Kemitraan dengan Membangun Kebun Masyarakat Ada Masalahnya

Seminar dengan tema
Seminar dengan tema "Kewajiban Perusahaan Perkebunan Kelapa Sawit dalam Memfasilitasi Pembangunan Kebun Masyarakat” di Hotel Gran Melia, mencari solusi atas penerapan ketentuan 20% lahan perusahaan perkebunan untuk perkebunan masyarakat. Foto : Istimewa

TROPIS.CO, JAKARTA – Dalam Undang-Undang (UU) Nomor 39 Tahun 2014 tentang Perkebunan, mewajibkan setiap perusahaan perkebunan memfasilitasi pembangunan kebun masyarakat sekitar paling rendah seluas 20% dari total luas areal kebun yang diusahakan, seperti diatur dalam Pasal 58, Pasal 59 dan Pasal 60.

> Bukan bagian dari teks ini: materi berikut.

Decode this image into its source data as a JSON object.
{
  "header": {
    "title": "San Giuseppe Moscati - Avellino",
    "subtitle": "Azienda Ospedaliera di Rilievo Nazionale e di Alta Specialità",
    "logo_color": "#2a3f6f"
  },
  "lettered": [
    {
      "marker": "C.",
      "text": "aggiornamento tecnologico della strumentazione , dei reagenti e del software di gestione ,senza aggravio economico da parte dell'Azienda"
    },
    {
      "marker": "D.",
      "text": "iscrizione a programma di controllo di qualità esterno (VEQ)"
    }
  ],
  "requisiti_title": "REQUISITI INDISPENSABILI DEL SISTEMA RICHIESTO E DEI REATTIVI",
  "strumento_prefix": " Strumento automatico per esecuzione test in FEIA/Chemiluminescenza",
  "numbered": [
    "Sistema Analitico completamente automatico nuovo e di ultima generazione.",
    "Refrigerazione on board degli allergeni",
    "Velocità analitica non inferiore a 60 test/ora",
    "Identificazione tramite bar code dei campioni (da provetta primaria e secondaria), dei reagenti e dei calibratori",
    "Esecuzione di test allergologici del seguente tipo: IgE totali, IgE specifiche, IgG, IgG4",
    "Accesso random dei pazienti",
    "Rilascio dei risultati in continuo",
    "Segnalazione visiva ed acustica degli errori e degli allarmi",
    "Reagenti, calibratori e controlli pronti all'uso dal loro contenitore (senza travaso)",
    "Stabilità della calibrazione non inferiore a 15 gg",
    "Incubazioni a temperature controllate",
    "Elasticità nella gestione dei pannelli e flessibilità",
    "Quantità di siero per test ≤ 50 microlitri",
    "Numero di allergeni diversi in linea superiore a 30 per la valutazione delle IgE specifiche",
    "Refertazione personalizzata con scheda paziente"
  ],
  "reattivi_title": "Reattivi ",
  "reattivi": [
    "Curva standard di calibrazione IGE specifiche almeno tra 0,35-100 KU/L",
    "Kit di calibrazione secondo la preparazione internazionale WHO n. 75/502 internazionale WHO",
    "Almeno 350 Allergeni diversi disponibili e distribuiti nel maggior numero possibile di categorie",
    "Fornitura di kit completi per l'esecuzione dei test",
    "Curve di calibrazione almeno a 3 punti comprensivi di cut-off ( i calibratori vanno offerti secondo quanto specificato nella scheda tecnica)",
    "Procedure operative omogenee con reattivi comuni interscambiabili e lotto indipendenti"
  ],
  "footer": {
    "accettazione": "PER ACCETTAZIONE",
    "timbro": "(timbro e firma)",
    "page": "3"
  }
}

Ketua Forum Pengembangan Perkebunan Strategis Berkelanjutan (FP2SB) Achmad Mangga Barani, aturan yang dikeluarkan pemerintah bermaksud baik, membangun kemitraan dengan masyarakat.

Namun di lapangan pengaturan tersebut masih menimbulkan beberapa kendala dan permasalahan dalam implementasinya karena masih adanya ketidakpastian hukum, kerancuan dan multitafsir bagi para perusahaan, Gubernur dan Bupati/Walikota serta pemangku kepentingan lainnya.

“Kondisi tersebut disebabkan, antara lain, pengaturan dalam regulasi dan/kebijakan yang satu dengan lainnya masih inkonsisten, mekanisme pelaksanaannya belum diatur secara jelas dan tegas.”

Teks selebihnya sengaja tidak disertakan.